What did you develop 20 years ago?
You should know I ignore karma, btw.
Think about the form of the statement you are making: "I don't know X, and it doesn't seem like I need X." Well, how do you know you don't? You have to compare current world to a counterfactual world where you did know X. How do you know you wouldn't be vastly better off? See also: "I don't need this fancy book learnin' I am doing fine in life."
That's not the statement I am making. I do know X; proofs were required coursework for every CS major at the educational facility I attended. I've never needed it.
Which specific work-related (meta) skill do you think doing proofs develops? It's not going to raise anyone's IQ, I don't see why it would be particularly effective at improving, say, the ability to focus or critical thinking or something like that.
I don't care about IQ, I think it's a fairly uninformative number. Doing proofs eventually gives you a nebulous thing called "mathematical sophistication" (what I sometimes call "metal struts in your brain") that I think helps enormously for adapting to and solving novel technical problems.
When Heinlein said "specialization is for insects" I think he was making a similar point about metaskills.
I don't mean IQ as a number, I mean the underlying g.
And people who graduate college and start working neither do, nor are expected to "solve novel technical problems". The closest to that are programmers who do have to solve problems daily, but for them courses in e.g. data structures or just experience with radically different languages will develop much more useful intuitions than "mathematical sophistication".
If you are going to become a mathematician or a logician, by all means go study proofs. Otherwise I don't think they justify the opportunity costs.
Aren't you suggesting specializing in a particular metaskill?
I think g is sort of a mathematical artifact, not a real thing (but don't really feel like getting into a big thing about this). Factor analysis doesn't tell people what they think it does.
The first principal component of scores on various tests is, of course, a mathematical artifact. But it's not the real thing, it's just an estimate, a finger pointing at the real thing.
I agree that people can be both stupid and smart in very different ways, but at a certain -- and useful! -- level of aggregation, there are generally smart people and generally stupid people. There is a lot of variation around that axis, but I think the axis exists. I'm not arguing that everything should be projected into that one-dimensional space and reduced to a scalar.
Here is how this game works. We have a bunch of observed variables X, and a smaller set of hidden variables Z.
We assume a particular model for the joint distribution p(X,Z). We then think about various facts about this distribution (for example eigenvalues of the covariance matrix). We then try to conclude a causal factor from these facts. This is where the error is. You can't conclude causality that way.
Yes, you can. You can conclude that some causal factor exists. You then define g to be that causal factor.

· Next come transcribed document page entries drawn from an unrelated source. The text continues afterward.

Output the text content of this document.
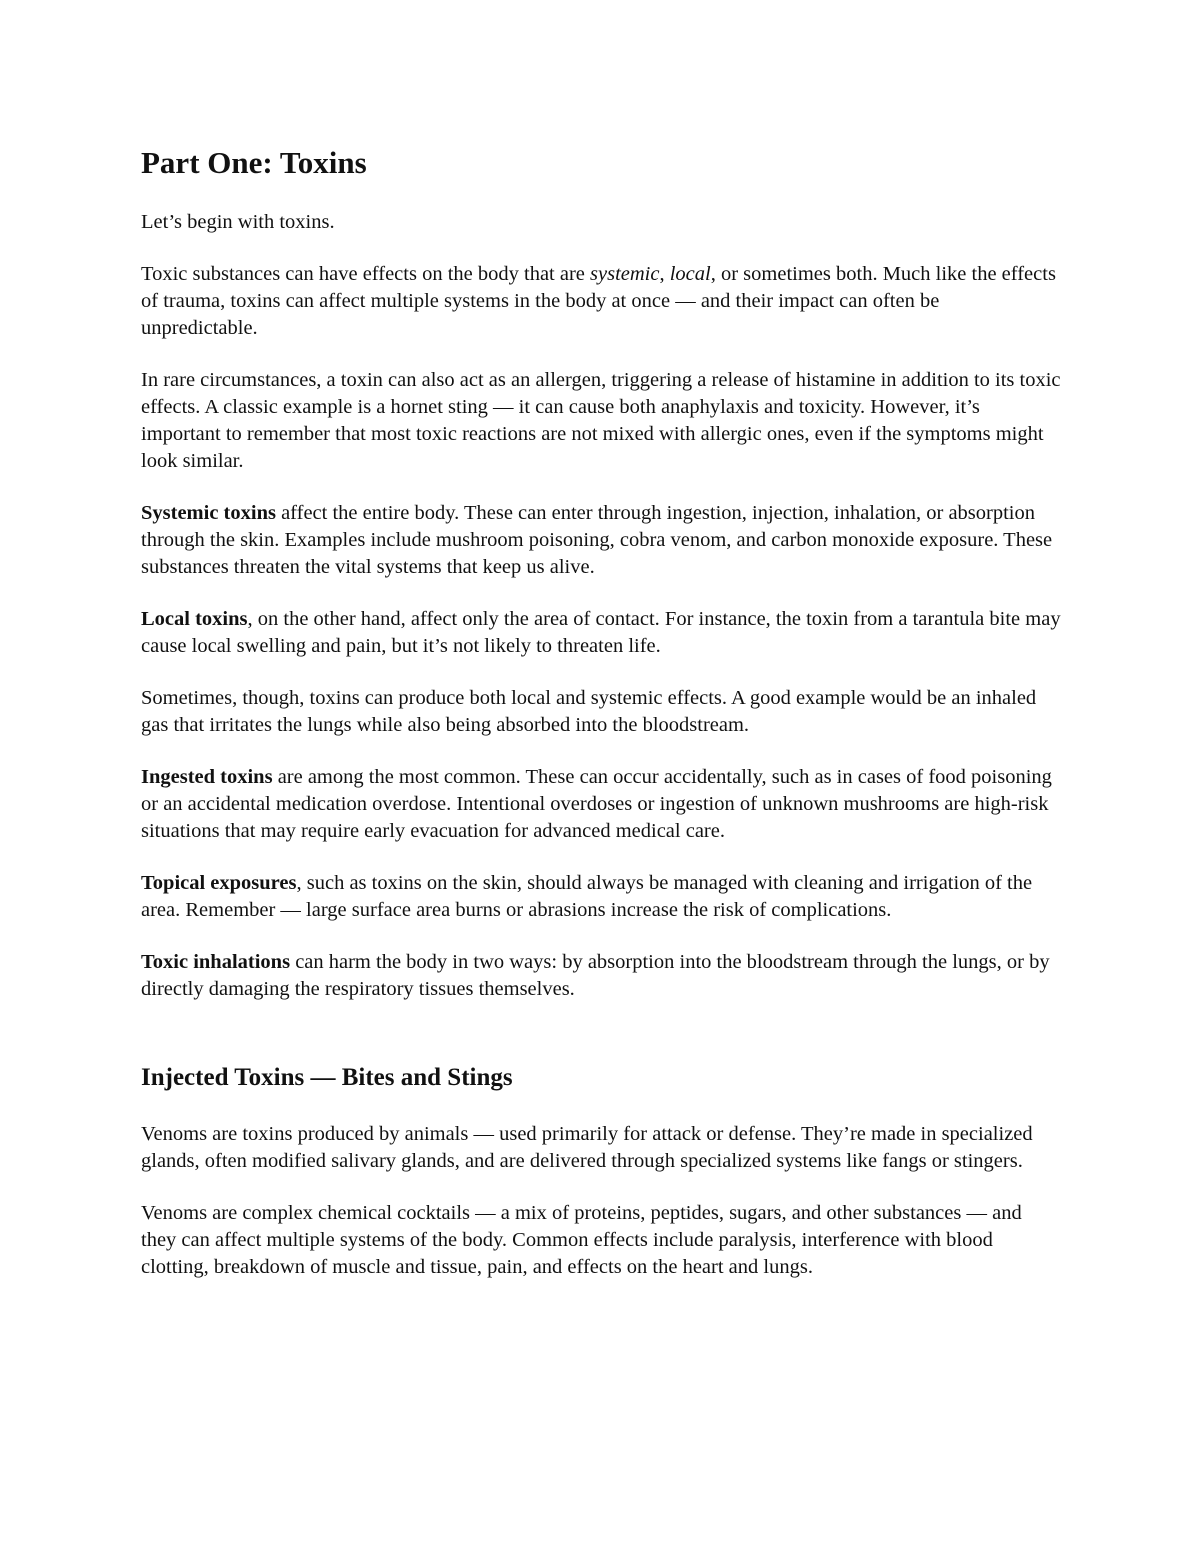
Part One: Toxins

Let’s begin with toxins.

Toxic substances can have effects on the body that are systemic, local, or sometimes both. Much like the effects of trauma, toxins can affect multiple systems in the body at once — and their impact can often be unpredictable.

In rare circumstances, a toxin can also act as an allergen, triggering a release of histamine in addition to its toxic effects. A classic example is a hornet sting — it can cause both anaphylaxis and toxicity. However, it’s important to remember that most toxic reactions are not mixed with allergic ones, even if the symptoms might look similar.

Systemic toxins affect the entire body. These can enter through ingestion, injection, inhalation, or absorption through the skin. Examples include mushroom poisoning, cobra venom, and carbon monoxide exposure. These substances threaten the vital systems that keep us alive.

Local toxins, on the other hand, affect only the area of contact. For instance, the toxin from a tarantula bite may cause local swelling and pain, but it’s not likely to threaten life.

Sometimes, though, toxins can produce both local and systemic effects. A good example would be an inhaled gas that irritates the lungs while also being absorbed into the bloodstream.

Ingested toxins are among the most common. These can occur accidentally, such as in cases of food poisoning or an accidental medication overdose. Intentional overdoses or ingestion of unknown mushrooms are high-risk situations that may require early evacuation for advanced medical care.

Topical exposures, such as toxins on the skin, should always be managed with cleaning and irrigation of the area. Remember — large surface area burns or abrasions increase the risk of complications.

Toxic inhalations can harm the body in two ways: by absorption into the bloodstream through the lungs, or by directly damaging the respiratory tissues themselves.

Injected Toxins — Bites and Stings

Venoms are toxins produced by animals — used primarily for attack or defense. They’re made in specialized glands, often modified salivary glands, and are delivered through specialized systems like fangs or stingers.

Venoms are complex chemical cocktails — a mix of proteins, peptides, sugars, and other substances — and they can affect multiple systems of the body. Common effects include paralysis, interference with blood clotting, breakdown of muscle and tissue, pain, and effects on the heart and lungs.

I know how the game works, I've paged through the Pearl book. But here, in this case, I don't care much about causality. I can observe the existence of stupid people and smart people (and somewhat-stupid, and middle-of-the-road, and a bit smart, etc.). I can roughly rank them on the smart - stupid axis. That axis won't capture all the diversity and the variation, but it will capture some. Whether what it captures is sufficient depends, of course. It depends on the purpose of the exercise and in some cases that's all you need and in some cases it's entirely inadequate. However in my experience that axis is pretty relevant to a lot of things. It's useful.
Note that here no prediction is involved. I'm not talking about whether estimates of g (IQ, basically) can/will predict your success in life or any similar stuff. That's a different discussion.
Do you think IQ has to be a causal factor to be a good predictor/be meaningful?